Thursday, June 26, 2014

VESAK DAY AT BOROBUDUR TEMPLE III - INDONESIA

crowd at the gates
As I watched magnificent Borobudur temple during the storm and rain from the safety of my hotel during the night of May 14th, I decided to go back down since I flew to this event specially all the way from Europe. Luckily the rain had stopped around 9pm and I asked for a driver in the Hotel's lobby. 

Several people were scheduled to go down at 10:30pm and I joined them. Our driver tried to let us exit at the west gate but we were denied entry. We were told that nobody was allowed into the inner temple grounds until mid-night and that we had to go to the more busy eastern gate. 

Reaching the eastern gate around 11pm we could see masses of people gathering at the gates. I made it all the way to the front and waited until it was almost midnight. At that time there was no way I could have made it to the gate because of the huge crowd. However, the police forces started to build up with all kinds of uniformed and armed guards. They made announcements in Indonesian language but of course I did not understand anything. Only when I saw the guards forming a line with their police batons dawned it on me that they wanted us to move back, which was really impossible due to the mass of people behind us. 

They finally informed us that we had to walk one by one towards the check points, show our ID tags and open our bags. Several guards kept checking me and their own nervousness made me nervous, despite the fact that i was on the proximity of one of the most important Buddhist temples. 

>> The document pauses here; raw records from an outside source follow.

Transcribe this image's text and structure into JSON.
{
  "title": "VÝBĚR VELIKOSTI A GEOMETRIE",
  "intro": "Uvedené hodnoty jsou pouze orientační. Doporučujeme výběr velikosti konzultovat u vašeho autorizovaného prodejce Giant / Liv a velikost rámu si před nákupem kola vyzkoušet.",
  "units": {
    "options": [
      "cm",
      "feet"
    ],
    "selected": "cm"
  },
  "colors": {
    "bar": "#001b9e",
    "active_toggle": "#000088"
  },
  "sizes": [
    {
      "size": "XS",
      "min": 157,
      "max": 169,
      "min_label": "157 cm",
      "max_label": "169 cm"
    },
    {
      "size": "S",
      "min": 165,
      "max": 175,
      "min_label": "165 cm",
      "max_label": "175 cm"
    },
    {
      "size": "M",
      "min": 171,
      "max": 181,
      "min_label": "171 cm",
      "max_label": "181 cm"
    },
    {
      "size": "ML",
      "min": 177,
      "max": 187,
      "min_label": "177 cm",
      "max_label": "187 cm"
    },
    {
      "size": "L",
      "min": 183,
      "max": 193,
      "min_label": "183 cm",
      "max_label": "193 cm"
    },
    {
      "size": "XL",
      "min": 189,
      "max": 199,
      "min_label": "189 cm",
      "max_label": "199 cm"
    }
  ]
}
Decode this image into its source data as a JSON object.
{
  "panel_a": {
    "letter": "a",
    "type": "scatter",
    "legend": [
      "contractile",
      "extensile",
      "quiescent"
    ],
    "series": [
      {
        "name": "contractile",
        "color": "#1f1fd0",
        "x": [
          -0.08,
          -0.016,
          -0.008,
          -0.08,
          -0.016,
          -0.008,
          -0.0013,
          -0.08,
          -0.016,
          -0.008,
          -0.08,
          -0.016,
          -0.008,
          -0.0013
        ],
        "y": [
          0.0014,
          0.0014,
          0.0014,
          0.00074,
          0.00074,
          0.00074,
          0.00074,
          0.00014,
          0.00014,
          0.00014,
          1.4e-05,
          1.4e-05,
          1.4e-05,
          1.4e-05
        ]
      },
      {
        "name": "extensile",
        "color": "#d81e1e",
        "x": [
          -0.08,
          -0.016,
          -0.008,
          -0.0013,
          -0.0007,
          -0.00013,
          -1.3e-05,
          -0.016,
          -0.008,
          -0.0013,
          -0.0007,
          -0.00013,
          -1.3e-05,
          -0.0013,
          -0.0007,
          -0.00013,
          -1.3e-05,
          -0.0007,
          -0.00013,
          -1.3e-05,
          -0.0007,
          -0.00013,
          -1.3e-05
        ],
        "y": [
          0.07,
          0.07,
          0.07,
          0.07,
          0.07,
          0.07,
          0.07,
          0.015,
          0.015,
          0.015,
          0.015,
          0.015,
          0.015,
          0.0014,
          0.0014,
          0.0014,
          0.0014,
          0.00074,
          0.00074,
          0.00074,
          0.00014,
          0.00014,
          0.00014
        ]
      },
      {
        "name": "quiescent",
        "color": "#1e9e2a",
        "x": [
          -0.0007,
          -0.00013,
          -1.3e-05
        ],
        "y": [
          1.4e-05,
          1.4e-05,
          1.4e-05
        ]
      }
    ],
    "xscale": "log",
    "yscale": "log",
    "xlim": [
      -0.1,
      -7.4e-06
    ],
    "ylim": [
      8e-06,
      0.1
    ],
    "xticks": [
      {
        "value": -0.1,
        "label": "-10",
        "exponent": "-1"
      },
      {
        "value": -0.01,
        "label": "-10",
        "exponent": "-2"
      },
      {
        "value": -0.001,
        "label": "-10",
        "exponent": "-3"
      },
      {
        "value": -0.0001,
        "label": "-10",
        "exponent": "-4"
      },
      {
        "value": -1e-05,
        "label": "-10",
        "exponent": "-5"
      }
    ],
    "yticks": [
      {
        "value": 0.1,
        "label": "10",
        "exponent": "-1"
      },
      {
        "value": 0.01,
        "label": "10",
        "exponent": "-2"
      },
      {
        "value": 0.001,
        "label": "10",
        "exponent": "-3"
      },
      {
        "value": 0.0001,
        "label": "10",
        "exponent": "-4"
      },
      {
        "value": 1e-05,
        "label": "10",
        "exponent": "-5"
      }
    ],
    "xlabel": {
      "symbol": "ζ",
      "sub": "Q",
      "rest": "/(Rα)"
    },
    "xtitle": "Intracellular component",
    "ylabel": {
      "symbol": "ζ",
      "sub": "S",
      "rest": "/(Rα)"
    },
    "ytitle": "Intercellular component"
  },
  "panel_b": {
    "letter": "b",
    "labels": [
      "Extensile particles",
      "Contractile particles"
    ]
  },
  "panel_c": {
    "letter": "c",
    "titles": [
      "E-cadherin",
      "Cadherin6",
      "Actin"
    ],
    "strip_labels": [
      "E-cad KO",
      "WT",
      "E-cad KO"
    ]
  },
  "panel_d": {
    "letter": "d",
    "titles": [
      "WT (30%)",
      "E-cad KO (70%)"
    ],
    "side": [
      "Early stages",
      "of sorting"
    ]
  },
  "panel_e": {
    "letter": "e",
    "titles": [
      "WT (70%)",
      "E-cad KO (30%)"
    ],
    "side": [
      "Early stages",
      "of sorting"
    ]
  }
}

I finally made it in as one of the first persons and for sure one of the first non-Indonesians. Just what I had hoped for, since taking photos of Borobudur at night during Vesak festival and without any people on it was just like a dream come true!

I had seen the temple in the dark morning hours, during sunrise and sunset and during day time but at midnight in the fog and clouds had a special touch to it. 

Most people started to gather on the west side of the temple at the same spot where we had the opening ceremonies in the afternoon. The lawn was damp from the rain and fog yet people used mats and plastic covers to sit down. 

A Chinese Buddhist nun and a Buddhist lay women opened the chanting and prayers while another lay woman stuck the ceremonial bell with a beam suspended on ropes. All of this started in the early morning hours of the 15th May, after we had been in ceremonies and processions all day long. The timing of Vesak day ceremonies is what confused many people I had met during the day. They were all thinking that the ceremonies will happen in the afternoon and evening of May 15th, but in fact it was all starting the day before and went well into the early morning hours of the next day.

To the sound of rhythmic beating of the drum and the hanging bell, the monks slowly started to appear group by group and getting seated on the stage before the big Buddha statue and Borobudur temple. It was difficult for me to follow the ceremony since all of it was done in Indonesian language but the ritual opening of the night time ceremonies went underway with an official chorus and opening prayers. 

I am more familiar with the Theravada side of Buddhism, so I could follow the prayers and chanting of the Theravada monks which followed the chorus. By then the whole lawn in front of the stage was filled with thousands of people. Behind the stage and around Borobudur temple many hundreds of people took their seats on the ground, many of whom were photographers with their tripods strategically positioned. 

At 2am 15 minutes and 37 seconds, following a long meditation of the Buddhist sangha and lay people the official Vesak ritual started to take place. Again the ceremonial bell was struck in a rhythmic way, followed by the drum and chanting. The full moon was standing right over us and Borobudur temple as the fog and clouds moved through. Luckily no more rain!

Chanting and prayers were conducted by each Buddhist group. Theravada Buddhist monks started again, followed by Chinese Buddhist monk chanting and by what I call "Himalaya region" prayers, since I am not too familiar with the various Buddhist schools of Mahayana Buddhism.

The chanting went on for several hours, way beyond the initially scheduled lighting of the ceremonial lampions, which was said to happen at 2:30am. Our driver was scheduled to pick us up an hour after sending the lampions into the night sky, thus around 3:30am but it actually happened much later, around 4:30am. 

The ceremonies and chanting in the proximity of the temple
was one of the most intense experiences I have ever been part of and it was well worth all the effort to fly halfway around the world. The lampions which were ascending into the night sky was something I had seen many times before at various festivals in Thailand though. Many people seemed to come specially for this or to enjoy it at the end of a very auspicious day. It didn't see that many lampions, certainly not thousands, but it might have been less due to the earlier rain or the foggy weather in the early morning hours. However, it was an amazing experience which takes place in the largest Muslim nation on earth. A bit more information in English would have helped, but would also take away the "surprise" factor of an already awesome experience.